If you have doubts on the nutritional value of milk, you can follow this link to know more about this valuable food.


In this brief article, we addressed the query “Are frozen vegetables and fruits less nutritious than fresh ones?” It briefly explained what are the effects of freezing in nutritional, shelf-life, and organoleptic properties of vegetables and fruits.


  1. Bulut M, Bayer Ö, Kırtıl E, Bayındırlı A. Effect of freezing rate and storage on the texture and quality parameters of strawberry and green bean frozen in home type freezer. Int J Refrig, 2018;88:360–9.
  1. Li L, Pegg RB, Eitenmiller RR, Chun J-Y, Kerrihard AL. Selected nutrient analyses of fresh, fresh-stored, and frozen fruits and vegetables. J Food Compost Anal, 2017;59:8–17.
  1. Bernaś E, Jaworska G. Vitamins profile as an indicator of the quality of frozen Agaricus bisporus mushrooms. J Food Compost Anal, 2016;49:1–8.

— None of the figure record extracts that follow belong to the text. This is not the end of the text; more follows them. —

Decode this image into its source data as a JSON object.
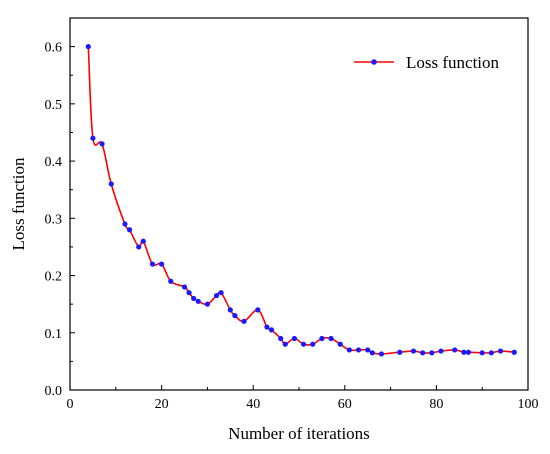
{
  "chart_data": {
    "type": "line",
    "title": "",
    "xlabel": "Number of iterations",
    "ylabel": "Loss function",
    "xlim": [
      0,
      100
    ],
    "ylim": [
      0,
      0.65
    ],
    "xticks": [
      0,
      20,
      40,
      60,
      80,
      100
    ],
    "xtick_labels": [
      "0",
      "20",
      "40",
      "60",
      "80",
      "100"
    ],
    "yticks": [
      0,
      0.1,
      0.2,
      0.3,
      0.4,
      0.5,
      0.6
    ],
    "ytick_labels": [
      "0.0",
      "0.1",
      "0.2",
      "0.3",
      "0.4",
      "0.5",
      "0.6"
    ],
    "grid": false,
    "legend_position": "top-right",
    "series": [
      {
        "name": "Loss function",
        "line_color": "#ff0000",
        "marker_color": "#1a1aff",
        "x": [
          4,
          5,
          7,
          9,
          12,
          13,
          15,
          16,
          18,
          20,
          22,
          25,
          26,
          27,
          28,
          30,
          32,
          33,
          35,
          36,
          38,
          41,
          43,
          44,
          46,
          47,
          49,
          51,
          53,
          55,
          57,
          59,
          61,
          63,
          65,
          66,
          68,
          72,
          75,
          77,
          79,
          81,
          84,
          86,
          87,
          90,
          92,
          94,
          97
        ],
        "y": [
          0.6,
          0.44,
          0.43,
          0.36,
          0.29,
          0.28,
          0.25,
          0.26,
          0.22,
          0.22,
          0.19,
          0.18,
          0.17,
          0.16,
          0.155,
          0.15,
          0.165,
          0.17,
          0.14,
          0.13,
          0.12,
          0.14,
          0.11,
          0.105,
          0.09,
          0.08,
          0.09,
          0.08,
          0.08,
          0.09,
          0.09,
          0.08,
          0.07,
          0.07,
          0.07,
          0.065,
          0.063,
          0.066,
          0.068,
          0.065,
          0.065,
          0.068,
          0.07,
          0.066,
          0.066,
          0.065,
          0.065,
          0.068,
          0.066
        ]
      }
    ]
  }
}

  1. Li D, Zhu Z, Sun D-W. Effects of freezing on cell structure of fresh cellular food materials: A review. Trends Food Sci Technol, 2018;75:46–55.
  1. Slavin JL, Lloyd B. Health benefits of fruits and vegetables. Advances in nutrition, 2012;3(4): 506-516.
  1. Snauwaert E, Paglialonga F, Vande Walle J, Wan M, Desloovere A, Polderman N, et al. The benefits of dietary fiber: the gastrointestinal tract and beyond. Pediatr Nephrol, 2022.
  1. Godswill AG, Somtochukwu IV, Ikechukwu AO, Kate EC. Health benefits of micronutrients (vitamins and minerals) and their associated deficiency diseases: A systematic review. International Journal of Food Sciences, 2020;3(1):1–32.
  1. Garcia C, Remize F. Lactic acid fermentation of fruit and vegetable juices and smoothies: Innovation and health aspects. In: Ray RC, Paramithiotis S, de Carvalho Azevedo VA, Montet D, editors. Lactic Acid Bacteria in Food Biotechnology. Elsevier; 2022. p. 27–46.